Business owners seeking a cheaper exit route should consider using tax receivable agreements (TRAs), which could help make initial public offereings (IPOs) a feasible alternative to merger and acquisition (M&A) deals, suggests an article in the November issue of the
Harvard Business Review

Dr Howard Jones and Dr Rüdiger Stucke of Sa?d Business School at the University of Oxford write that prospective sellers should make greater use of TRAs when seeking to dispose of their business.

“IPOs are an expensive exit route for company owners,” said Jones. “TRAs could be an effect way to reduce exit costs, in preference to other routes such as M&A, dramatically reducing the income tax paid on the company’s post-IPO profits.”
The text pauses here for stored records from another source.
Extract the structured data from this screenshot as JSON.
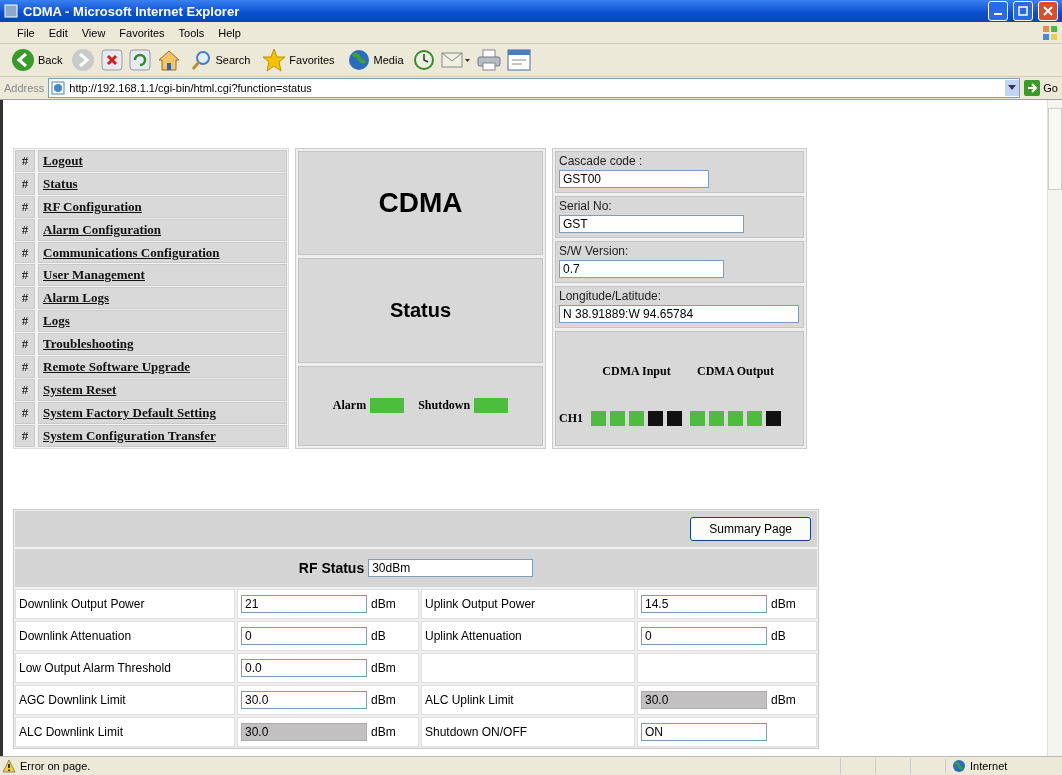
{
  "window": {
    "title": "CDMA - Microsoft Internet Explorer"
  },
  "menu": [
    "File",
    "Edit",
    "View",
    "Favorites",
    "Tools",
    "Help"
  ],
  "toolbar": [
    {
      "kind": "back",
      "label": "Back"
    },
    {
      "kind": "forward"
    },
    {
      "kind": "stop"
    },
    {
      "kind": "refresh"
    },
    {
      "kind": "home"
    },
    {
      "kind": "search",
      "label": "Search"
    },
    {
      "kind": "favorites",
      "label": "Favorites"
    },
    {
      "kind": "media",
      "label": "Media"
    },
    {
      "kind": "history"
    },
    {
      "kind": "mail"
    },
    {
      "kind": "print"
    },
    {
      "kind": "edit"
    }
  ],
  "address": {
    "label": "Address",
    "url": "http://192.168.1.1/cgi-bin/html.cgi?function=status",
    "go": "Go"
  },
  "nav": [
    {
      "mark": "#",
      "label": "Logout"
    },
    {
      "mark": "#",
      "label": "Status"
    },
    {
      "mark": "#",
      "label": "RF Configuration"
    },
    {
      "mark": "#",
      "label": "Alarm Configuration"
    },
    {
      "mark": "#",
      "label": "Communications Configuration"
    },
    {
      "mark": "#",
      "label": "User Management"
    },
    {
      "mark": "#",
      "label": "Alarm Logs"
    },
    {
      "mark": "#",
      "label": "Logs"
    },
    {
      "mark": "#",
      "label": "Troubleshooting"
    },
    {
      "mark": "#",
      "label": "Remote Software Upgrade"
    },
    {
      "mark": "#",
      "label": "System Reset"
    },
    {
      "mark": "#",
      "label": "System Factory Default Setting"
    },
    {
      "mark": "#",
      "label": "System Configuration Transfer"
    }
  ],
  "title_panel": {
    "heading": "CDMA",
    "subheading": "Status"
  },
  "indicators": [
    {
      "label": "Alarm",
      "on": true
    },
    {
      "label": "Shutdown",
      "on": true
    }
  ],
  "info_fields": [
    {
      "label": "Cascade code :",
      "value": "GST00"
    },
    {
      "label": "Serial No:",
      "value": "GST"
    },
    {
      "label": "S/W Version:",
      "value": "0.7"
    },
    {
      "label": "Longitude/Latitude:",
      "value": "N 38.91889:W 94.65784"
    }
  ],
  "channels": {
    "input_label": "CDMA Input",
    "output_label": "CDMA Output",
    "rows": [
      {
        "name": "CH1",
        "input": [
          {
            "on": true
          },
          {
            "on": true
          },
          {
            "on": true
          },
          {
            "on": false
          },
          {
            "on": false
          }
        ],
        "output": [
          {
            "on": true
          },
          {
            "on": true
          },
          {
            "on": true
          },
          {
            "on": true
          },
          {
            "on": false
          }
        ]
      }
    ]
  },
  "rf": {
    "button": "Summary Page",
    "status_label": "RF Status",
    "status_value": "30dBm",
    "rows": [
      {
        "left": {
          "label": "Downlink Output Power",
          "value": "21",
          "unit": "dBm",
          "disabled": false
        },
        "right": {
          "label": "Uplink Output Power",
          "value": "14.5",
          "unit": "dBm",
          "disabled": false
        }
      },
      {
        "left": {
          "label": "Downlink Attenuation",
          "value": "0",
          "unit": "dB",
          "disabled": false
        },
        "right": {
          "label": "Uplink Attenuation",
          "value": "0",
          "unit": "dB",
          "disabled": false
        }
      },
      {
        "left": {
          "label": "Low Output Alarm Threshold",
          "value": "0.0",
          "unit": "dBm",
          "disabled": false
        }
      },
      {
        "left": {
          "label": "AGC Downlink Limit",
          "value": "30.0",
          "unit": "dBm",
          "disabled": false
        },
        "right": {
          "label": "ALC Uplink Limit",
          "value": "30.0",
          "unit": "dBm",
          "disabled": true
        }
      },
      {
        "left": {
          "label": "ALC Downlink Limit",
          "value": "30.0",
          "unit": "dBm",
          "disabled": true
        },
        "right": {
          "label": "Shutdown ON/OFF",
          "value": "ON",
          "disabled": false
        }
      }
    ]
  },
  "status_bar": {
    "message": "Error on page.",
    "zone": "Internet"
  }
}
The article notes that underwriters in the US typically charge 5% to 7% of proceeds for an IPO and underpricing of shares takes a further 10% to 15%. Total costs of US$100m are not unusual for big deals so it is not surprising that many owners are keen to pursue other exit options.

“TRAs have been poorly understood and could be used to great benefit in many more IPOs,” added Jones. “Many view them with suspicion, thinking they are untested but in fact TRAs have been well-tested in IPO markets including in high profile IPOs. They are a favoured tool of investment banks and a standard method by which private equity firms take portfolio companies public. They deserve to be better understood.”

Under the terms of a TRA, a seller may receive payments for up to 15 years after an IPO. Jones’s and Stucke’s research shows that on average they total three times the cost of an IPO. Before the IPO the seller takes certain steps to ensure that the company will enjoy a higher tax basis after the IPO without creating and offsetting new tax cost for the seller.

“This can dramatically reduce the income tax paid on the company’s post IPO profits,” said Stucke. “The seller receives a large portion of the value of these future tax savings, generally payable over 15 years.

“They have a feature that has characterised M&A transactions for many years – namely that the delivery of tax benefits to buyers results in a higher price for sellers. Prospective sellers should consider TRAs as a way to make IPOs feasible alternatives to M&A deals.”